Tests should make that path visible without requiring every test to run the whole compiler.

Fixture layout

Fixtures live at the repository root:

text
fixtures/
  ast/
  resolve/
  typecheck/
  ir/
  wasm/
  e2e/
  diagnostics/
  projects/

Each fixture should focus on one language feature unless it is an end-to-end case. Use short Gleam snippets with descriptive names. End-to-end fixtures should compile to WebAssembly and run in Wasmtime.

Test layers

Use the narrowest test that proves the behavior:

  • AST tests for tree-sitter-to-AST conversion.
  • Resolver tests for successful and failed name lookup.
  • Type-checker tests for successful and failed type rules.
  • Core IR tests for lowering and local allocation.
  • WAT snapshots for deterministic WebAssembly text output.
  • Wasmtime tests for exported functions that should execute.
  • Memory inspection tests for managed objects and runtime layout.
  • Diagnostic snapshots for stable, color-free error rendering.

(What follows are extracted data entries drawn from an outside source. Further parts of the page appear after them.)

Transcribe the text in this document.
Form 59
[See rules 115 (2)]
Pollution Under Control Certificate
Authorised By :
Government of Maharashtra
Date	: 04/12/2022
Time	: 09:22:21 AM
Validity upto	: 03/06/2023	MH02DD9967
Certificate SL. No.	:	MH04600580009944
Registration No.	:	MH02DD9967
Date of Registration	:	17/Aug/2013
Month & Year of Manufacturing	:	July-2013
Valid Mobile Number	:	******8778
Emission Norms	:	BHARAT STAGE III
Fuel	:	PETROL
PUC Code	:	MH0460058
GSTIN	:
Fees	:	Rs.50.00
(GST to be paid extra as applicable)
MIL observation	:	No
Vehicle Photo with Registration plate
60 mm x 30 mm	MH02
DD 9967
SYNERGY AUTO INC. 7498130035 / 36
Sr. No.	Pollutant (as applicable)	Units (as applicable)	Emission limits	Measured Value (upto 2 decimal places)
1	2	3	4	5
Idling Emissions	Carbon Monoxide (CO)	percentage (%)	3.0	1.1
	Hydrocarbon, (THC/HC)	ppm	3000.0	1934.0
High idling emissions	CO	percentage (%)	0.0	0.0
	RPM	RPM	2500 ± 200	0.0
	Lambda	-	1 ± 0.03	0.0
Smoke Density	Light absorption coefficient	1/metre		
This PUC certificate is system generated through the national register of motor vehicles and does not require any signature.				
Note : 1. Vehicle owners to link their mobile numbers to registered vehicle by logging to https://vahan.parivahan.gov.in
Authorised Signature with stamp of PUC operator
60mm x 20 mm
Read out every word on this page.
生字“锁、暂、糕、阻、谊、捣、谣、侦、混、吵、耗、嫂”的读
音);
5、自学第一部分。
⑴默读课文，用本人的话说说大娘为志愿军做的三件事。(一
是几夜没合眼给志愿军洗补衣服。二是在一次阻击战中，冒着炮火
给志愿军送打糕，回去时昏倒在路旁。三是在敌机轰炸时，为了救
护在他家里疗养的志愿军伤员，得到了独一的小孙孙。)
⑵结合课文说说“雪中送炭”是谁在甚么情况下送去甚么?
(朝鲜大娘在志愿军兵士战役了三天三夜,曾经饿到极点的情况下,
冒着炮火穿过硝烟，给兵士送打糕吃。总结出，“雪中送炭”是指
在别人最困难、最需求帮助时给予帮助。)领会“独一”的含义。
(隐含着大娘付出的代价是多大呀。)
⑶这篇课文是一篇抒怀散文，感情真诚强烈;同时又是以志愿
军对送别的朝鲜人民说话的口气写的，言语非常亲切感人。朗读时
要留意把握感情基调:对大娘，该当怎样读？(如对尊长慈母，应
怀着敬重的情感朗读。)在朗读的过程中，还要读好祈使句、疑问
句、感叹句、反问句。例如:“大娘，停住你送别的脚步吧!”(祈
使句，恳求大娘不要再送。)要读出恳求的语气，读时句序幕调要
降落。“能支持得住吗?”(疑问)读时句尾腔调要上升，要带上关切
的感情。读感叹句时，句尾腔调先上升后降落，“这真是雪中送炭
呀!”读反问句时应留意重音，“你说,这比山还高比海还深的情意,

Backend tests should cover WAT snapshots, Wasmtime execution, and memory inspection. Add focused diagnostics tests whenever a new unsupported ABI or backend shape is recognized before WAT assembly.

Snapshot tests use insta. Prefer inline snapshots for short output and fixture or snapshot files for larger IR, WAT, or diagnostic output.

Diagnostics

Diagnostics are part of the compiler's behavior. A useful diagnostic should include:

  • a stable diagnostic code
  • a short message
  • a primary source span
  • optional notes or secondary spans

Diagnostic tests should avoid terminal color. Colorized rendering can have its own tests, but core diagnostic snapshots should compare plain text.

Adding a language feature

When adding a Gleam feature, move through the compiler in order:

  1. Add or update fixtures for the source syntax.
  2. Check the tree-sitter node shape.
  3. Add AST data and CST-to-AST conversion.
  4. Add resolver behavior for any new names or scopes.
  5. Add type-checker behavior.
  6. Add core IR lowering.
  7. Add WAT or Wasmtime tests if the feature can execute.
  8. Update the relevant docs chapter and supported-subset page.

Small features may not touch every step. For example, a new scalar literal may not need resolver changes. Runtime-managed values, patterns, and imports usually need changes across several layers.

Default checks

Before considering a change done, run:

bash
cargo fmt
cargo test
cd docs/website
pnpm docs:build

Changes that add generated output should also check that snapshots are stable and that fixture names clearly describe the behavior being tested.